L’article 1 de cette proposition de loi constitutionnelle vise à modifier la charte de l’environnement de 2004, en trois points :

- Il insère un alinéa supplémentaire sur la nécessité de reconnaître le principe d’innovation, comme un gage d’épanouissement de la société.

- Ensuite, il complète également l’article 5, en donnant une interprétation plus précise des mesures provisoires et proportionnées des pouvoirs publics, devant être prises en fonction du principe de précaution mais également en fonction du principe d’innovation.

- Enfin, il modifie l’article 9, en inscrivant cette idée d’équilibre, au lieu de faire primer le principe de précaution sur celui de la recherche et de l’innovation, comme pourrait le faire supposer la rédaction actuelle de la Charte.

L’article 2 vise à inscrire dans la constitution formelle de 1958, à son article 34, l’idée de progrès. Puisque « la loi détermine les principes fondamentaux », elle doit déterminer les principes fondamentaux relatifs « au progrès ». Car le progrès est la mise en œuvre de l’équilibre entre principe de précaution et principe d’innovation, et il est également le moteur de notre société républicaine.
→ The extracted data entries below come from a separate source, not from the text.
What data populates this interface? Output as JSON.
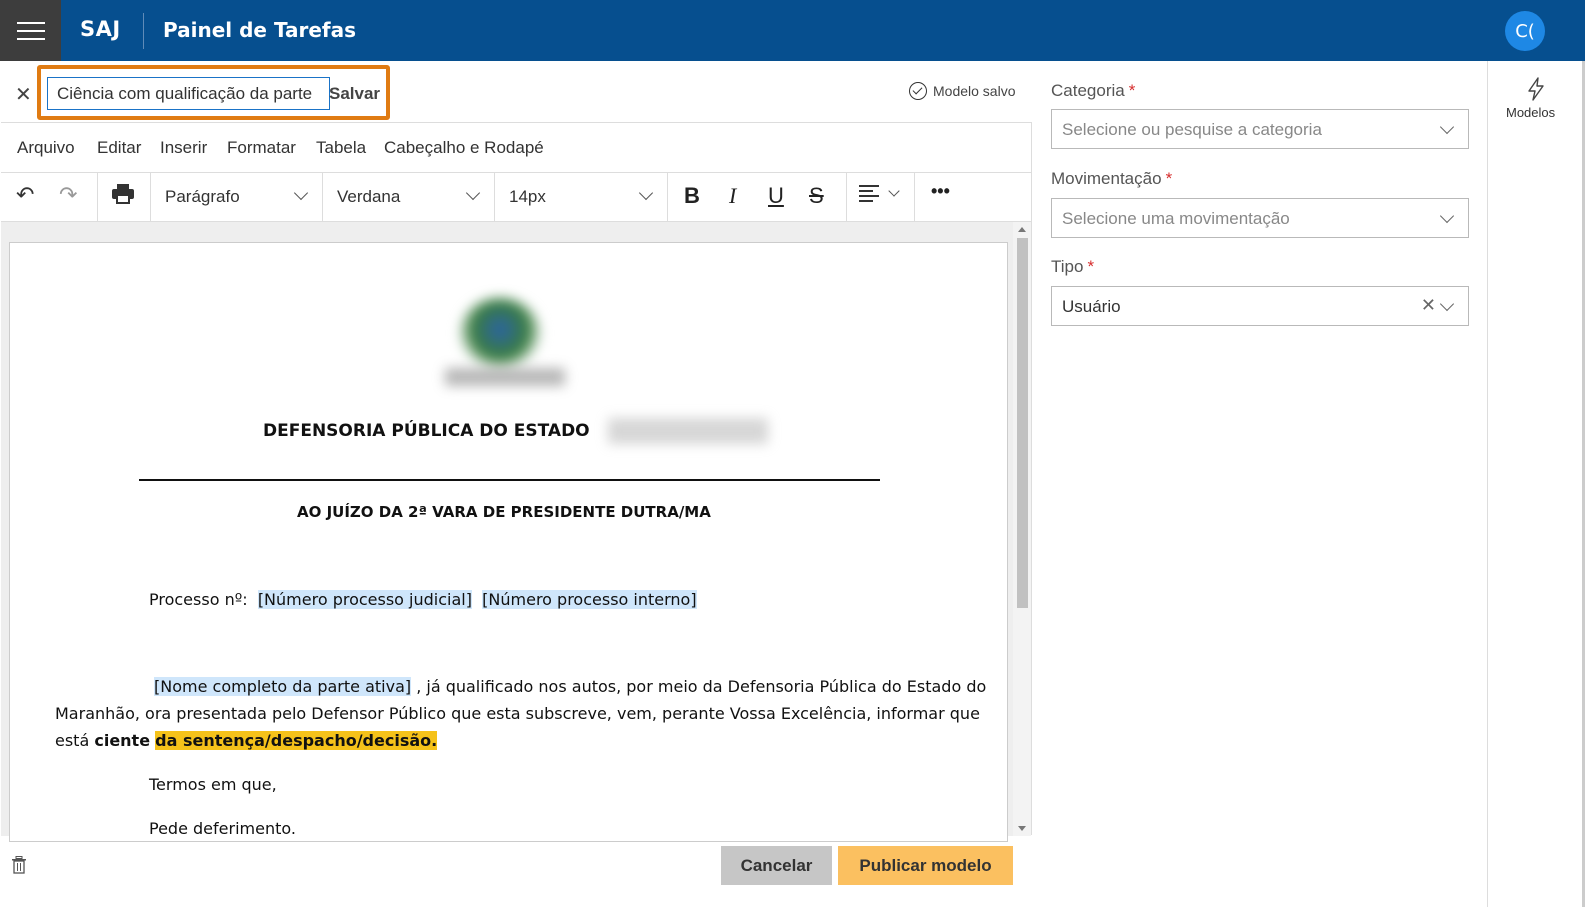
{
  "header": {
    "brand": "SAJ",
    "title": "Painel de Tarefas",
    "avatar_initials": "C("
  },
  "editor": {
    "title_value": "Ciência com qualificação da parte",
    "save_label": "Salvar",
    "saved_status": "Modelo salvo",
    "menu": [
      "Arquivo",
      "Editar",
      "Inserir",
      "Formatar",
      "Tabela",
      "Cabeçalho e Rodapé"
    ],
    "toolbar": {
      "block_format": "Parágrafo",
      "font_family": "Verdana",
      "font_size": "14px",
      "bold": "B",
      "italic": "I",
      "underline": "U",
      "strike": "S",
      "more": "•••"
    }
  },
  "document": {
    "heading": "DEFENSORIA PÚBLICA DO ESTADO",
    "court": "AO JUÍZO DA 2ª VARA DE PRESIDENTE DUTRA/MA",
    "process_label": "Processo nº:",
    "process_judicial": "[Número processo judicial]",
    "process_internal": "[Número processo interno]",
    "party_placeholder": "[Nome completo da parte ativa]",
    "body_line1": " , já qualificado nos autos, por meio da Defensoria Pública do Estado do",
    "body_line2": "Maranhão, ora presentada pelo Defensor Público que esta subscreve, vem, perante Vossa Excelência, informar que",
    "body_line3_prefix": "está ",
    "body_line3_bold": "ciente",
    "body_line3_highlight": "da sentença/despacho/decisão.",
    "closing1": "Termos em que,",
    "closing2": "Pede deferimento."
  },
  "actions": {
    "cancel": "Cancelar",
    "publish": "Publicar modelo"
  },
  "form": {
    "categoria_label": "Categoria",
    "categoria_placeholder": "Selecione ou pesquise a categoria",
    "movimentacao_label": "Movimentação",
    "movimentacao_placeholder": "Selecione uma movimentação",
    "tipo_label": "Tipo",
    "tipo_value": "Usuário",
    "required_mark": "*"
  },
  "rail": {
    "modelos_label": "Modelos"
  },
  "colors": {
    "header_bg": "#064f8f",
    "highlight_outline": "#e07b12",
    "publish_bg": "#fbc060",
    "placeholder_highlight": "#cfe6fb",
    "yellow_highlight": "#f5c21a"
  },
  "icons": [
    "hamburger-icon",
    "close-icon",
    "check-circle-icon",
    "undo-icon",
    "redo-icon",
    "print-icon",
    "align-left-icon",
    "trash-icon",
    "lightning-icon"
  ]
}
PROPOSITION DE LOI CONSTITUTIONNELLE

Article 1er

La Charte de l’environnement de 2004 mentionnée au premier alinéa du Préambule de la Constitution est modifiée comme suit :

1° Après l’alinéa 6, insérer la phrase suivante :

« Que la société s’épanouit en fonction du progrès et de l’innovation. » ;

2° Compléter l’article 5 par un alinéa ainsi rédigé :

« Ces mesures provisoires et proportionnées sont également étudiées en fonction du principe d’innovation, du développement de la connaissance et du progrès technologique. » ;

3° Substituer l’article 9 par l’article suivant :

« Art. 9. – La mise en œuvre du principe de précaution doit prendre en considération la promotion de l’innovation, de la recherche et du progrès. »

Article 2

Dans l’article 34 de la constitution du 4 octobre 1958, insérer après le 18ème alinéa, l’alinéa suivant :

« – du progrès. »

1  Rapport n° 286 (2011-2012) de MM. Claude BIRRAUX, député, et Jean-Yves LE DEAUT, député, fait au nom de l’Office parlementaire d’évaluation des choix scientifiques et technologiques, déposé le 24 janvier 2012, p. 15.